A Republican debate at the Grace Inn in Ahwatukee Tuesday night brought up many issues of employee benefits and the budget to candidates running for Phoenix mayor in the Aug. 30 election.
Four candidates were invited to join the forum at the Ahwatukee Republican Women meeting May 24. Wes Gullett, Peggy Neely and Jennifer Wright were all present. Claude Mattox was double booked and had to send a representative in his place. Only Republican candidates were invited because of club regulations that only allow for Republican presenters.
The first question of the night asked the candidates how they would have voted on the budget if they had been on City Council earlier in the day when the council voted 6-2 to approve the budget. Neely, Wright and Gullet all said no to the budget due to a lack of transparency during public budget meetings. Mattox approved the budget earlier in the day and his representative, a former vice mayor and councilwoman for the city of Phoenix, Peggy Bilstein, cited labor agreements made years ago.
"It makes a very easy headline to speak out against but there's a legal responsibility," Bilstein said. "When you enter into labor negotiations and into that contract, to ignore that contract is just asking for a lawsuit."
Many questions dealt with city employee benefits including the step program, which awards pay raises for amount of time working for the city, and roll-over vacation and sick time. Neely and Mattox both questioned what could be done legally to change some employee benefits while Wright and Gullett called for significant pension reform.

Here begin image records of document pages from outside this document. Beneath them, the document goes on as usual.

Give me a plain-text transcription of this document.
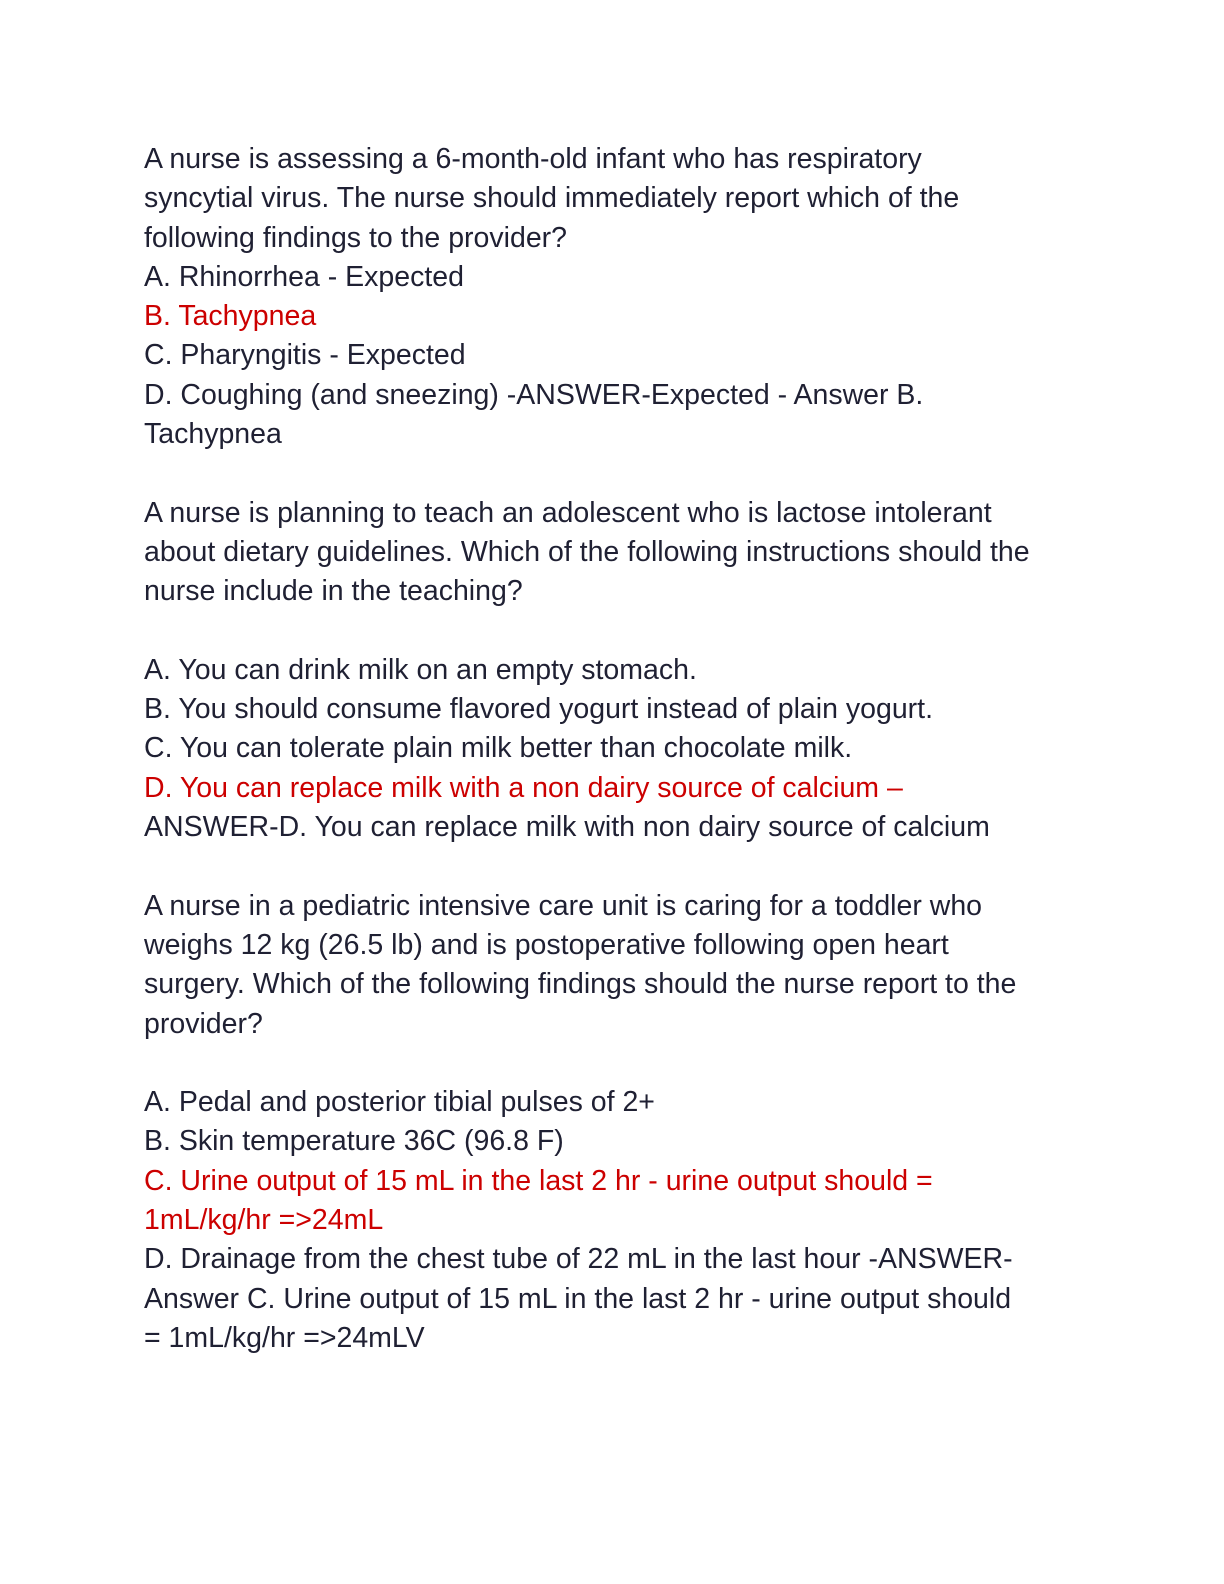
A nurse is assessing a 6-month-old infant who has respiratory
syncytial virus. The nurse should immediately report which of the
following findings to the provider?
A. Rhinorrhea - Expected
B. Tachypnea
C. Pharyngitis - Expected
D. Coughing (and sneezing) -ANSWER-Expected - Answer B.
Tachypnea
A nurse is planning to teach an adolescent who is lactose intolerant
about dietary guidelines. Which of the following instructions should the
nurse include in the teaching?
A. You can drink milk on an empty stomach.
B. You should consume flavored yogurt instead of plain yogurt.
C. You can tolerate plain milk better than chocolate milk.
D. You can replace milk with a non dairy source of calcium –
ANSWER-D. You can replace milk with non dairy source of calcium
A nurse in a pediatric intensive care unit is caring for a toddler who
weighs 12 kg (26.5 lb) and is postoperative following open heart
surgery. Which of the following findings should the nurse report to the
provider?
A. Pedal and posterior tibial pulses of 2+
B. Skin temperature 36C (96.8 F)
C. Urine output of 15 mL in the last 2 hr - urine output should =
1mL/kg/hr =>24mL
D. Drainage from the chest tube of 22 mL in the last hour -ANSWER-
Answer C. Urine output of 15 mL in the last 2 hr - urine output should
= 1mL/kg/hr =>24mLV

The debate brought up some controversial issues and many of the candidates challenged others' records. At the end of the night those in attendance had a better view of each of the candidates.
"I'd vote for Wes," Ahwatukee resident Roseland Barton said. "He knows he has to deal with others. It's easier said than done but he knows he needs to bring groups together."
Others felt like newcomer to the race Wright had proven herself during the discussion.
"She had the most direct plan," said Julia Norgaard, whose mother was moderator for the event. "She wasn't so waffley. She really stuck to her guns and spoke in a way that was easy to understand."
Former City Councilman and Ahwatukee Foothills representative Greg Stanton, a Democrat, was not invited to the forum. Stanton understands not being invited but said the other candidates should not have attended a forum that limited attendance by partisanship.
"I think it takes away from the breadth of the debate," Stanton said. "I personally would never participate in a debate that limited participation based on partisanship. I think it's up to the candidates. They can't claim they didn't know it was limited. It has happened before. The community wants to hear from all the candidates."
Stanton said he is not running as just a Democrat, he's running on his strong record from his years on the council. Regarding the budget he said he'd have to refer to his record for what he would have voted.
"I hate to make a hypothetical argument without the full briefing, background and public testimony," Stanton said. "When you're on the council you get a lot of information, you get a lot from your constituents. I don't have the benefit of that when you're asking me this question but I had the benefit of that during my nine years on the council so I stand by my voting record."
The Ahwatukee Republican Women host monthly meetings with local Republican speakers and welcome the public to attend. For more information, visit http://www.azfrw.org/clubs/arw.htm.
The election for Phoenix mayor will take place on Aug. 30.